Rajini Jayakanthan Victor1
80 % of strokes are due to infarction and uncertainty whether stress
hyperglycaemia or chronic dysglycaemia confers poorer outcomes offers a
chance for further research to improve clinical practice. Diabetes mellitus, a
known independent risk factor is associated with 6-fold risk of stroke, with worse
outcome, high morbidity, recurrence, and decreased survival after stroke, with
20 % dying from stroke.
The correlation between admission glycaemic status to clinical severity and
infarct size was investigated in 60 newly diagnosed computed tomography (CT) -
proven cases of acute cerebral infarction. Based on their admission blood
glucose, HbA1C, and diabetes history, the patients were categorized into 3
groups: euglycaemia, stress hyperglycaemia, and diabetic. Based on CT, the
infarcts were classified into three sizes: small, medium, and big. The National
Institute of Health Stroke Scale (NIHSS) scale was used to measure neurological
function on admission and day 10 of the illness.

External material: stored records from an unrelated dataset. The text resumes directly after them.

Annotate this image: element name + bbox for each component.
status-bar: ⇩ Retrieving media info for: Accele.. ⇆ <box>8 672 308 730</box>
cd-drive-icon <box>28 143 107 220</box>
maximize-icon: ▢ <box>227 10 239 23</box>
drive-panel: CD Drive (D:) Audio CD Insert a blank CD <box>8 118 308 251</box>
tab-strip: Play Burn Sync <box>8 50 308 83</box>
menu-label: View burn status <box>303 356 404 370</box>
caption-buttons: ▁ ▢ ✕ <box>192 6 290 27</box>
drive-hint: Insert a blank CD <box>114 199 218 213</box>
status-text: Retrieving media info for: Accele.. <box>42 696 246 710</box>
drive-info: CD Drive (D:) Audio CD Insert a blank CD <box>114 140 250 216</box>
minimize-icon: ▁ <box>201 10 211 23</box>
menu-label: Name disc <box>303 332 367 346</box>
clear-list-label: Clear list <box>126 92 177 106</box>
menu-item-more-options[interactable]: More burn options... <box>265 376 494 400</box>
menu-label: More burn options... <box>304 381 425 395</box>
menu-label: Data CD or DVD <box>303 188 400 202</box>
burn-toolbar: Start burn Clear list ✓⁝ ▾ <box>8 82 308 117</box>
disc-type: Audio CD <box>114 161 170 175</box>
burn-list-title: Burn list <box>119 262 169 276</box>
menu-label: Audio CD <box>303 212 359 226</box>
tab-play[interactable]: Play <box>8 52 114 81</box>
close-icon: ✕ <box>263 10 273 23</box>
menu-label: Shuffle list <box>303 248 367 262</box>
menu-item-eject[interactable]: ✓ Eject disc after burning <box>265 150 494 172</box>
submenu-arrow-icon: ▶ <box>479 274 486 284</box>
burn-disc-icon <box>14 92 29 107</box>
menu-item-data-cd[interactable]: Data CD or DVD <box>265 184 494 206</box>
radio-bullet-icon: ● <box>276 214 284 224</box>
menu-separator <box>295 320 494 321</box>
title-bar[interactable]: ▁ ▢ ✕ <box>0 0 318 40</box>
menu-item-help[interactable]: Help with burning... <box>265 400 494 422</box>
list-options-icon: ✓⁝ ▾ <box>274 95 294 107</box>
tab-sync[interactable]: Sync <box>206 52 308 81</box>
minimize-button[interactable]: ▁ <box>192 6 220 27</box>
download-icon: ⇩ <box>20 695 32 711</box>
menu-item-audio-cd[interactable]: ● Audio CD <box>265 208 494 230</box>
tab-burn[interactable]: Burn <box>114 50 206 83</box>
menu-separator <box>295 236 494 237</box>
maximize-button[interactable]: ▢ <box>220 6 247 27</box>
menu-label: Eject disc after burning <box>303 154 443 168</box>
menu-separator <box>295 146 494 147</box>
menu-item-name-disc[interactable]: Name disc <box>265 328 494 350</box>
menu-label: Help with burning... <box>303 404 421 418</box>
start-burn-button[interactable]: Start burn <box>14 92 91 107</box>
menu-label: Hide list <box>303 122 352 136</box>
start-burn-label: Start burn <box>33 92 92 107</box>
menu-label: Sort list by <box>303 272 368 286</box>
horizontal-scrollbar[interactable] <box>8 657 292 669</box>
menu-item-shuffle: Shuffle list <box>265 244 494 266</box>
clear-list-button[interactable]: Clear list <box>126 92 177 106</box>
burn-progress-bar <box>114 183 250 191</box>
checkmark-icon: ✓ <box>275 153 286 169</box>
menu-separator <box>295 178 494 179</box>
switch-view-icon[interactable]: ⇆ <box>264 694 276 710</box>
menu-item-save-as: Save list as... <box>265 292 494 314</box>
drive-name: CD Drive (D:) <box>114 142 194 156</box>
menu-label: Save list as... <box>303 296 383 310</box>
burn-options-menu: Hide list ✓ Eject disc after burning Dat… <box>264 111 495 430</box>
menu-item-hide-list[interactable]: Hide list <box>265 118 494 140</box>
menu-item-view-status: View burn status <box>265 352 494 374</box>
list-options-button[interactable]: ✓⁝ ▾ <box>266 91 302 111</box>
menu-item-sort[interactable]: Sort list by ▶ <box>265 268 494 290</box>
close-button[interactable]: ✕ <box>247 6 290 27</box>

The average age was 53.9 + 12.9 years, with a male to female ratio of 1.73 : 1.
The 50-60-year age group had the most cases (58.3 %). The prevalence of
hyperglycaemia was 75 %, with admission blood glucose levels ranging from 100
to 512 mg/dL. There were 43.33 % of patients with diabetes, 31.67 % with
stress hyperglycaemia, and 25 % with euglycemia. Severe presentation and high
NIHSS scores were associated with higher admission glucose levels. High NIHSS
score was seen in diabetes with small and medium sized infarcts, and stress
hyperglycaemia with large infarcts (p < 0.05). Stress hyperglycaemic patients
had poor recovery, irrespective of the infarct size (p < 0.001)
High blood glucose levels at admission correlated with infarct size and clinical
severity. NIHSS scores assessed over time in stress hyperglycaemia are linked to
increased severity and poor recovery. Admission glucose and HbA1C both
correlated well with infarct size in diabetes.